The Ifo forecast for SPD and Green tax proposals come in at price tags of €9 billion and €2 billion respectively.

SPD chancellor hopeful Olaf Scholz, Germany’s outgoing federal finance minister, has said any tax plans have to be placed alongside the final bill for pandemic emergency spending, expected to come in at about €400 billion by year-end, which will push up by 15 points the country’s dept-to-GDP ratio to about 75 per cent.

“We’re still in a better position after the pandemic than some countries before,” he said at the weekend, “but there is no room for tax cuts for the rich like the CDU and FDP want.”

His SPD election programme is a play for the political and fiscal middle ground, gambling that voters are open to a soft left shift, including higher top taxes, as Angela Merkel leaves office with a mixed economic record.

Low-wage economy

Her CDU points out that Germany’s jobless rate is now half that when she became chancellor in 2005. But Germany’s low-wage economy now employs about nine million people, a quarter of the total workforce. In sectors such as office cleaning, retail and carers, up to 16 per cent of Germans earn so little that they are entitled to taxpayer-financed top-up payments or other non-cash welfare entitlements.

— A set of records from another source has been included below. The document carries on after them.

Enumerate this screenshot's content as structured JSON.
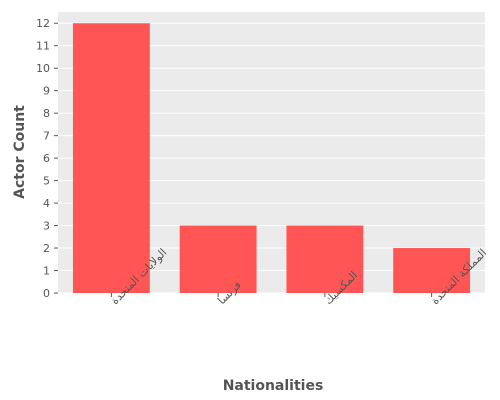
{
  "chart_data": {
    "type": "bar",
    "title": "",
    "xlabel": "Nationalities",
    "ylabel": "Actor Count",
    "categories": [
      "الولايات المتحدة",
      "فرنسا",
      "المكسيك",
      "المملكة المتحدة"
    ],
    "values": [
      12,
      3,
      3,
      2
    ],
    "ylim": [
      0,
      12.5
    ],
    "yticks": [
      0,
      1,
      2,
      3,
      4,
      5,
      6,
      7,
      8,
      9,
      10,
      11,
      12
    ],
    "grid": true,
    "bar_color": "#ff5555",
    "background_color": "#ebebeb",
    "grid_color": "#ffffff",
    "text_color": "#555555"
  }
}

While the average hourly wage in Germany is €18, two-thirds of workers have an hourly rate of €10 or less. At the other end of the income scale, a recent Ifo study of German tax loopholes found a 20 per cent gap between gross income and actual taxable income – compared with 12 per cent in the US.

“Our rich have far greater possibilities to play poor for the taxman,” the report noted.

With his campaign, Ralph Suikat says he hopes Germany’s next government will, in fiscal terms at least, go back to the future. “Perhaps a return to the tax rates under Helmut Kohl would be the right way to go,” he says, “to restore more balance.”